The divisional round of the playoffs brought the goods, with Sunday featuring one of the wildest finishes in playoff history in the Vikings’ miraculous win over the Saints and a shootout no one saw coming in the Jaguars victory in Heinz Field. The story of the Saturday games was controversial officiating, a problem that the NFL can’t seem to avoid. On the deciding play of the Falcons-Eagles game, Julio Jones appeared to be shoved to the ground in the end zone by Jalen Mills before having the game-winning pass slip through his hands, ensuring a Philadelphia win. Tom Brady and Co. dominated the Titans, though the Patriots’ large contingent of haters focused on a number of questionable calls early in the game that seemed to swing New England’s way. With only four teams remaining and Super Bowl trips on the line, the stakes have never been higher.
Jacksonville Jaguars at New England Patriots: 2:05 CT
With the Patriots’ 35-14 win over the Titans, Tom Brady became the oldest quarterback in NFL history to win a playoff game. However, the defending Super Bowl MVP will not be satisfied with that, and the 40-year-old has his team in position to reach the big game yet again. New England is favored by nine points over Jacksonville, and considering Brady is 7-0 against the Jags in his career, it is easy to understand why. Brady was nearly flawless last week, throwing for 337 yards and three touchdowns, though those kind of numbers will be difficult against the Jaguars’ fearsome defense. However, the most encouraging sign for the Patriots in last week’s contest was their shutdown of Derrick Henry. New England’s weak spot all season was their rush defense, and limiting Henry to only 28 yards a week after he ran all over Kansas City showed that their defensive unit could be stronger than stats may show.

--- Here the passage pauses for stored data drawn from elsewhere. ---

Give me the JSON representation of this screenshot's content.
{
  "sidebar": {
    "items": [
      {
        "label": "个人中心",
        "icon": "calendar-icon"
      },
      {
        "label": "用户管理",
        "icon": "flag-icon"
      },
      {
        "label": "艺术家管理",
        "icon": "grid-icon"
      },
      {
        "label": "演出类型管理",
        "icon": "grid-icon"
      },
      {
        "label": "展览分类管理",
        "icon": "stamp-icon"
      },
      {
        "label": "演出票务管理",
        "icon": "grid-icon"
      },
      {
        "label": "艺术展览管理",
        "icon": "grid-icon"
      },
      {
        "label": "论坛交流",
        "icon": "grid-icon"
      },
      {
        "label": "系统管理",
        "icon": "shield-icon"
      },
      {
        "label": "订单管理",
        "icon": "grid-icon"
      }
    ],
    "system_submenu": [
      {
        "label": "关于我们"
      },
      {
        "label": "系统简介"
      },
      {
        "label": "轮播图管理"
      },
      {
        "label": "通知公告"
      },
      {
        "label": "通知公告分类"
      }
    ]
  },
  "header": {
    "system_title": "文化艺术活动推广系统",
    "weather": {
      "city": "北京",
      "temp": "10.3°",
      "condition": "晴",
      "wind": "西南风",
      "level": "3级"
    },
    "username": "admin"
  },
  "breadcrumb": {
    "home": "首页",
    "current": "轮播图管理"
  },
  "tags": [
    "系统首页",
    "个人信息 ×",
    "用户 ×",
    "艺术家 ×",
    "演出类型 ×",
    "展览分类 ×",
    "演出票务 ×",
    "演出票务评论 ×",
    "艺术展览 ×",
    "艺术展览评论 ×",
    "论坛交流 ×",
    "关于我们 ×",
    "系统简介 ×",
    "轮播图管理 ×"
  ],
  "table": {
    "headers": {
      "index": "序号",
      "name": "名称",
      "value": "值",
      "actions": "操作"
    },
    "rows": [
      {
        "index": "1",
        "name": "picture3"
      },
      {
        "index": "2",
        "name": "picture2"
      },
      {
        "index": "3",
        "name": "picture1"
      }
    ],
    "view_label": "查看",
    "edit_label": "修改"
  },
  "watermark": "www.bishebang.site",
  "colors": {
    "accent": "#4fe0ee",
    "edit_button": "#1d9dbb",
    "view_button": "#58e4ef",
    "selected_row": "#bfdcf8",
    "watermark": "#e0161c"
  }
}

If the Patriots can contain Jags’ rookie star rusher Leonard Fournette early and often, the Pats will be on their way to their third Super Bowl in the last four years.
Jacksonville may be overlooked, as most everyone in the NFL community assumed that the Steelers would be the squad playing the Patriots at this point in the season. However, the Jaguars have now beaten the Steelers twice in Pittsburgh this year, and brings a formula to the table that’s been unfavorable to the Patriots in the past. “Sacksonville” has been a force to be reckoned with this season, as Calais Campbell leads a scary defensive front. The only way to beat Brady is to hit him, and to hit him a lot. Armed with two of the league’s best corners in Jalen Ramsey and AJ Bouye, the Jaguars’ downfield coverage has to be strong enough to prevent Brady from hitting on his beloved intermediate throws and give their pass rushers time to get to the future HOFer. Another key for the Jaguars is to limit the action of Dion Lewis, whose versatility was a critical factor in New England’s win over Tennessee. Outside linebackers Telvin Smith and Myles Jack are both strong football players and have the speed to negate Lewis’ quickness. On the offensive side of the ball, establishing Fournette early in the game could be the deciding factor. Feeding the rookie allowed Jacksonville to leap out to a 21-0 lead against Pittsburgh, and getting that early jump in New England as well as keeping the ball out of Blake Bortles’ hands is crucial for the Jaguars’ chances. However, a lot needs to go right for Jacksonville to win, and the Patriots are ultimately too experienced for the Jags to advance to their first Super Bowl.
Patriots 23, Jaguars 14
Minnesota Vikings at Philadelphia Eagles: 5:40 CT
Neither of these teams has a Lombardi Trophy resting in their team headquarters despite having storied histories, which should make for a fun NFC title game. With two Jeff Fisher rejects occupying the starting quarterback roles, the Case Keenum-Nick Foles matchup is surprisingly enticing. Keenum and the Vikings enter as the favorites, with the top-seeded Eagles playing the underdog role for the second week in a row in the wake of Carson Wentz’s injury. Foles, however, played admirably in the Eagles’ sloppy 15-10 win over the Falcons, completing 23-of-30 passes for 246 yards. Against the top-ranked Vikings defense, he will have to be even better. He was sacked only once by Atlanta, and the Eagles will have to match that performance against Everson Griffen and the stacked Minnesota front. Getting the run game back on track is imperative for the Eagles, as Jay Ajayi and LeGarrette Blount averaged 3.6 and 2.1 yards per carry, respectively, against Atlanta. The Vikings’ offense is weaker than their D, though still a top ten unit. Forcing three-and-outs early and containing Keenum in the pocket will be huge for Philadelphia.
The Vikings are here by a miracle but aren’t going home anytime soon. Their various offensive weapons, such as Adam Thielen, Stefon Diggs and Kyle Rudolph will make things quite difficult for an inexperienced Eagles secondary. Fletcher Cox and the Eagles’ D-Line could create problems for Minnesota, especially in the run game, but springing Latavius Murray and Jerick McKinnon outside the tackles would allow the Vikings to control the time of possession. Defensively, the Vikings know that Nick Foles will make a couple of key mistakes, and capitalizing on those errors will make the difference. In the Atlanta game, Foles badly missed on two throws, yet the Eagles benefited by drawing a pass interference call and having a would-be interception bounce off of Keanu Neal’s knee and into the waiting arms of Torrey Smith. Had the Falcons come up with those plays, they would be the ones facing Minnesota this week. The Vikings can’t afford to let the same thing happen to them, but their disciplined defense won’t allow that to occur.